In other words, as I’ve expressly assumed to be the case (see, e.g., point 2 here) Kagan wasn’t acting on the basis of a subjective animus against the military.  Rather, just as I’ve contended, she evidently didn’t believe her own extremist rhetoric about Don’t Ask, Don’t Tell— “a profound wrong—a moral injustice of the first order”—and was instead engaging in cheap moral posturing.

Cheap to her, that is.  Symbols matter.  Kagan elevated her own ideological commitment on gay rights above what Congress, acting on the advice of military leaders, had determined best served the interests of national security.  At a time of war, in the face of the grand civilizational challenge that radical Islam poses, Kagan treated military recruiters worse than she treated the high-powered law firms that were donating their expensive legal services to anti-American terrorists.  That symbolic message from a dean of one of the nation’s leading law schools isn’t trivial, and I agree with Peter Beinart, the liberal former editor of the New Republic, that it amounted, as an objective matter, to “a statement of national estrangement,” of Kagan’s “alienating [her]self from the country.” 

2.  Kagan’s defenders (see point 3 here) have sought to obscure how inferior the treatment of military recruiters was when Kagan booted them out of the law school’s jobs office.  Consistent with my account, here’s what the Post’s article states about the role of the student veterans association:

In the end, the club decided its members would welcome questions from students considering military careers but would not do more. “We took the request in good faith and, at the end of the day, thought, ‘Hey, the military has its own recruiters,’ ” the former leader said.

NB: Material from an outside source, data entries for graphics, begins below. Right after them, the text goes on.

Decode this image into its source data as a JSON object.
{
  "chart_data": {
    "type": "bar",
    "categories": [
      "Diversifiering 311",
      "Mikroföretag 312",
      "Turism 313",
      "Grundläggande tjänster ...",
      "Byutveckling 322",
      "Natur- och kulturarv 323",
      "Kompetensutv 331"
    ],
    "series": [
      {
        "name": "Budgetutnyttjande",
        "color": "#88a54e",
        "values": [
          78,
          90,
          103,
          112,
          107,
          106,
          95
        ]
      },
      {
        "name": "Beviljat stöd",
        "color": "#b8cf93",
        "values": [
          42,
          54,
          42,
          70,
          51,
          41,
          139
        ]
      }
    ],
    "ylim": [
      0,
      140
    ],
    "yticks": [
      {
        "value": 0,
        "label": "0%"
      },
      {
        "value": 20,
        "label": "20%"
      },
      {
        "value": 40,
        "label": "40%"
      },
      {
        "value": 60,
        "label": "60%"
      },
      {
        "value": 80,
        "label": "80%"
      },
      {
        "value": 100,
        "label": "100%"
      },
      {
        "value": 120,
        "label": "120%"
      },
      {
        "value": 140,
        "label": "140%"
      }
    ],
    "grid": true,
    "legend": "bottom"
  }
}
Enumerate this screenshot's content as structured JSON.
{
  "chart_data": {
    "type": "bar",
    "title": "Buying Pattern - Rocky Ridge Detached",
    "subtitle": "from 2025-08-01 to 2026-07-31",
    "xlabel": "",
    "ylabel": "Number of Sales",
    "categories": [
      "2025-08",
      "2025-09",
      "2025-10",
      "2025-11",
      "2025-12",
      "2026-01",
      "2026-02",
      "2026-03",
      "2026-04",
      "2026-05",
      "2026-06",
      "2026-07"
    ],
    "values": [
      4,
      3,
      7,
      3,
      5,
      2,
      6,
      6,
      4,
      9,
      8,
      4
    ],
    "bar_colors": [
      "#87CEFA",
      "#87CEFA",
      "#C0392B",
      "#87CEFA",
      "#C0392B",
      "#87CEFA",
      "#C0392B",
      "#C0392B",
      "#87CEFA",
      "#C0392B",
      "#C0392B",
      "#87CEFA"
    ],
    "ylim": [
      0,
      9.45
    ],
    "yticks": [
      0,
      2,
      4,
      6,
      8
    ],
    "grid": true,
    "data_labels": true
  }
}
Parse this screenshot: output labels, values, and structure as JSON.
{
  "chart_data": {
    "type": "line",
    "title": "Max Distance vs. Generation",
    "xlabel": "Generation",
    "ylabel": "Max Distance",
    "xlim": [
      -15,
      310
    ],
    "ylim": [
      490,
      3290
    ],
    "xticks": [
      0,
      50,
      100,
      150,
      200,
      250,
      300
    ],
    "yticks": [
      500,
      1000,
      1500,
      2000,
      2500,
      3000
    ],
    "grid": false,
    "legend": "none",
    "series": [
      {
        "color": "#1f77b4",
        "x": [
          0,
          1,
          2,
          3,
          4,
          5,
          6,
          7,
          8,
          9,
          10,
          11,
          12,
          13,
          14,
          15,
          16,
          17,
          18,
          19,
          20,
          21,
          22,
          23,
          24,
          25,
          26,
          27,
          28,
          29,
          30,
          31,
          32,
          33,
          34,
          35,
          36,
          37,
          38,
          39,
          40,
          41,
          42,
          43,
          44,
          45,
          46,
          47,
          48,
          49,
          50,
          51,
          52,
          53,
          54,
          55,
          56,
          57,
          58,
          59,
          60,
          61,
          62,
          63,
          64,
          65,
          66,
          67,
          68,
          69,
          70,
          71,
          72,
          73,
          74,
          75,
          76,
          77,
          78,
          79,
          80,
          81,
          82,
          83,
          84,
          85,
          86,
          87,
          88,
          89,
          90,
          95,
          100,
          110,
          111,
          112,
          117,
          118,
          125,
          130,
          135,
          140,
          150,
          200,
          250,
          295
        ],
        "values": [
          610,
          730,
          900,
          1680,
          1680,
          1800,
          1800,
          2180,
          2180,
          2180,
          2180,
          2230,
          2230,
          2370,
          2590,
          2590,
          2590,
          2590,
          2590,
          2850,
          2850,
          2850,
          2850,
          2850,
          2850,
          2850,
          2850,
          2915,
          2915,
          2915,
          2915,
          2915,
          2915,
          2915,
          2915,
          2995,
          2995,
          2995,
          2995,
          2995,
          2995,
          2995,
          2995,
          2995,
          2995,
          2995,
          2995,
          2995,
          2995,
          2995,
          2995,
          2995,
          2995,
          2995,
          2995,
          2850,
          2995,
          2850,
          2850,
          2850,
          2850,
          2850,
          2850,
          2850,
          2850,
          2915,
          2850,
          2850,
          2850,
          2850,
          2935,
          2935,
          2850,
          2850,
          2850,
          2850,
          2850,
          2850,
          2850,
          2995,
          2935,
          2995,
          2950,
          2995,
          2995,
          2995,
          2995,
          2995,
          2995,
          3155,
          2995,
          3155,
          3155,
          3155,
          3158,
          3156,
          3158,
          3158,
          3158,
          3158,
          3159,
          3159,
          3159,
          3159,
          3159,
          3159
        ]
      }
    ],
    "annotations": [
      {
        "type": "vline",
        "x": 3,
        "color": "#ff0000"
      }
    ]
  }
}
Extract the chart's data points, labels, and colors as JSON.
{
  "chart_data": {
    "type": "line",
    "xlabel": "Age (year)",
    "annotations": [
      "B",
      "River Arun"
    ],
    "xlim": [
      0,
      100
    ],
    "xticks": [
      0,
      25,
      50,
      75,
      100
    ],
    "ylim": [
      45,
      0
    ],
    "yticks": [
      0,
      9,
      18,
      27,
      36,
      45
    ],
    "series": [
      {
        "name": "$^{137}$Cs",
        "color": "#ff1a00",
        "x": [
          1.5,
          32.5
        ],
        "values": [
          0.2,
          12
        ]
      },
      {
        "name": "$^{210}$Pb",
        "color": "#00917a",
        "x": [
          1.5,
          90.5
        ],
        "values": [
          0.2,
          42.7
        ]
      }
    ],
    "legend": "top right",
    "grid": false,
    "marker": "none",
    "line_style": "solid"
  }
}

The article does assert that “Kagan’s decision [to boot military recruiters from the jobs office] had no impact on the number of people entering the military”:  

In that spring of 2005, five graduates joined, more than any other year of the decade, according to Mark Weber, assistant dean for career services.

Set aside the fact that it’s impossible to know whether more graduates would have joined the military if Kagan hadn’t kicked the recruiters out of the jobs office.  The more relevant question is whether more graduates would have joined the military if Kagan also hadn’t engaged in her strident and extremist rhetoric against Don’t Ask, Don’t Tell.  It’s of course impossible to say for certain, but do you think that any law firms recruiting on campus would think that their recruiting efforts were unimpaired if Kagan had vociferously condemned them for engaging in “a profound wrong—a moral injustice of the first order”? 

It’s also not usually the case that we excuse wrongful and illegal conduct on the ground that it might not have had any material effect.  We wouldn’t rush to say, for example, of a company that engaged in racial discrimination in hiring during one year:  “The racial discrimination had no impact on the number of racial minorities that joined the company, as the number was higher than for any other year.”

3.  The article reveals that Kagan may have been the only [update:  or perhaps the article means the first?] law school dean who used the Third Circuit’s ruling as an excuse to discriminate against military recruiters (for background, see my point 2 here):

Boston College law professor Kent Greenfield, who founded the law school coalition, which ultimately lost its case at the Supreme Court, said he thinks that Harvard was the only school that stopped welcoming recruiters right after the 3rd Circuit ruling, although no one kept complete track.